Je travaille quotidiennement à leur réconciliation en allant directement auprès de mes
concitoyens :
- dans les quartiers de la politique de la ville, là où les habitants ont parfois le sentiment
légitime d’avoir été oubliés par la République ;
- auprès des jeunes, qui ne se détournent peut-être pas de la politique mais sans doute des
institutions, et qui pour une partie d’entre eux sont dans une forme de désarroi existentiel.

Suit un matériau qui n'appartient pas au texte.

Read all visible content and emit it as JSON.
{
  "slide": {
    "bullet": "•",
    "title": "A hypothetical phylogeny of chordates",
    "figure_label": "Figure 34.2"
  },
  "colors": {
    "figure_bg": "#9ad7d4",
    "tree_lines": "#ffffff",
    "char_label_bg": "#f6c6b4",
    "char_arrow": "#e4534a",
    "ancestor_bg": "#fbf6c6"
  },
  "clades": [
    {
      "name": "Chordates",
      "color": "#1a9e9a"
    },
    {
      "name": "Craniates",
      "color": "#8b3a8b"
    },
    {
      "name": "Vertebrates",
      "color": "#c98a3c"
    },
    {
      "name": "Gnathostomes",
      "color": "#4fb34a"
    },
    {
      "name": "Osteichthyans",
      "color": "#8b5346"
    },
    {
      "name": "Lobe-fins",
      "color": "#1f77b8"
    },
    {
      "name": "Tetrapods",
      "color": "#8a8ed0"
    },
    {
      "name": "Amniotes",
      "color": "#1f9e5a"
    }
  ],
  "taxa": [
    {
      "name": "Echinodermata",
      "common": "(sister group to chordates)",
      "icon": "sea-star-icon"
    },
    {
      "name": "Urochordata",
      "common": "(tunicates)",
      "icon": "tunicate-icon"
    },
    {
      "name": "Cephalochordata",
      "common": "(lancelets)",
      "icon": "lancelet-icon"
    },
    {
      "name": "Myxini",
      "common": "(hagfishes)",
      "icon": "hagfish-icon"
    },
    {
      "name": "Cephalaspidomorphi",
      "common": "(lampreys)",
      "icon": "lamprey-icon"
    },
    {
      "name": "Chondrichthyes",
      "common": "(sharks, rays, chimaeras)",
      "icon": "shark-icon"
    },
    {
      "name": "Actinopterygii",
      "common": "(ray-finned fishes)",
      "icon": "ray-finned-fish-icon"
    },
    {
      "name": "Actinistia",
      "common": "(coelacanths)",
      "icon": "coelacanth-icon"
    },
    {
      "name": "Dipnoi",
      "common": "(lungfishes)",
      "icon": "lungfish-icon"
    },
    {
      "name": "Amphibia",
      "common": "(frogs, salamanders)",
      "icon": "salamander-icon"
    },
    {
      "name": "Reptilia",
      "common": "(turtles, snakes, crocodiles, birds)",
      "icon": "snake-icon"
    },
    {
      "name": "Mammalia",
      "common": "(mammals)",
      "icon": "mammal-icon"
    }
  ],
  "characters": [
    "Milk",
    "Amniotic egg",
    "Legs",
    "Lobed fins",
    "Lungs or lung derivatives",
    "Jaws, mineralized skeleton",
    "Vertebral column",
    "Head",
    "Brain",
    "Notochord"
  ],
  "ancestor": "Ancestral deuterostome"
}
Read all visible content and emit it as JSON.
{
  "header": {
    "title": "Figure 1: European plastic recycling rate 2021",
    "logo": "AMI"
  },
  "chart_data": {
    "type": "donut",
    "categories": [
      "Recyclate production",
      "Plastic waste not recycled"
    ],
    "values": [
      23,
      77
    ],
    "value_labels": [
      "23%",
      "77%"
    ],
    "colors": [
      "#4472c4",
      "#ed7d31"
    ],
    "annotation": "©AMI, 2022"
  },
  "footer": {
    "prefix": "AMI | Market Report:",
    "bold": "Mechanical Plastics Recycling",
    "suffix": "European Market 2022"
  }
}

Je travaille donc à la cohésion de mon pays en luttant contre les phénomènes de ghettoïsation.
Nous prenons des mesures inédites pour que l’égoïsme territorial ne l’emporte pas sur
l’impératif de mixité. L’Etat est prêt à intervenir avec force là où la loi sur la construction de
logements sociaux n’est pas respectée. Au contraire, là où la concentration y est très grande,
nous y portons un coup d’arrêt.
Nous ciblons nos moyens pour l’emploi, en particulier l’emploi des jeunes, en priorité dans
ces quartiers.
3
Si on donne leur chance à ces jeunes, je suis certain qu’ils feront leurs preuves, mais
aujourd’hui ils subissent à la fois la conjoncture et les préjugés.
C’est trop.
Je travaille à la cohésion entre les générations, en tachant de donner davantage de perspectives
à la jeunesse. Des perspectives d’emploi, je l’évoquais à l’instant.
Mais aussi des perspectives d’engagement avec le service civique que nous déployons à
grande échelle, et à grande vitesse.
Il était un dispositif confidentiel, il a désormais vocation à être un dispositif universel.
Des perspectives de mobilité, grâce à l’augmentation substantielle des crédits d’Erasmus
notamment. Découvrir le monde, apprendre de nouvelles langues, découvrir de nouvelles
cultures, c’est une expérience indispensable pour la jeunesse d’aujourd’hui qui doit
s’approprier de nouvelles ambitions.
La réconciliation est donc au cœur de mon action politique. Je l’ai nommée pour ma part
cohésion, mais nous parlons bien de la même exigence de fraternité.
Je le disais au début de mon intervention, la France a fait preuve de courage. La France a
aussi besoin de rêver.
Nous avons besoin de reprendre confiance en nous et de reprendre confiance en l’avenir. Ne
pas céder à l’auto-dénigrement, au « French bashing » comme on dit aujourd’hui. Au
contraire avoir la force de se projeter, d’accueillir le futur avec enthousiasme.
De ce point de vue, la conférence climat qui se tiendra en décembre à Paris, sera j’en suis sûr
un grand rendez-vous. Quoi de plus exaltant que de penser le destin de notre premier bien
commun : la planète.
Je souhaiterais que nous ayons d’autres occasions de regarder ensemble ce monde. Celui qui
va de l’occident à l’orient. Celui qui bâtit des ponts et non des murs. Ce monde, comme
4
l’écrivait Einstein, « qui ne sera pas détruit par ceux qui font le mal mais par ceux qui les
regardent sans rien faire. »
Liberté, Egalité, Fraternité.
Vive la République, et vive la France.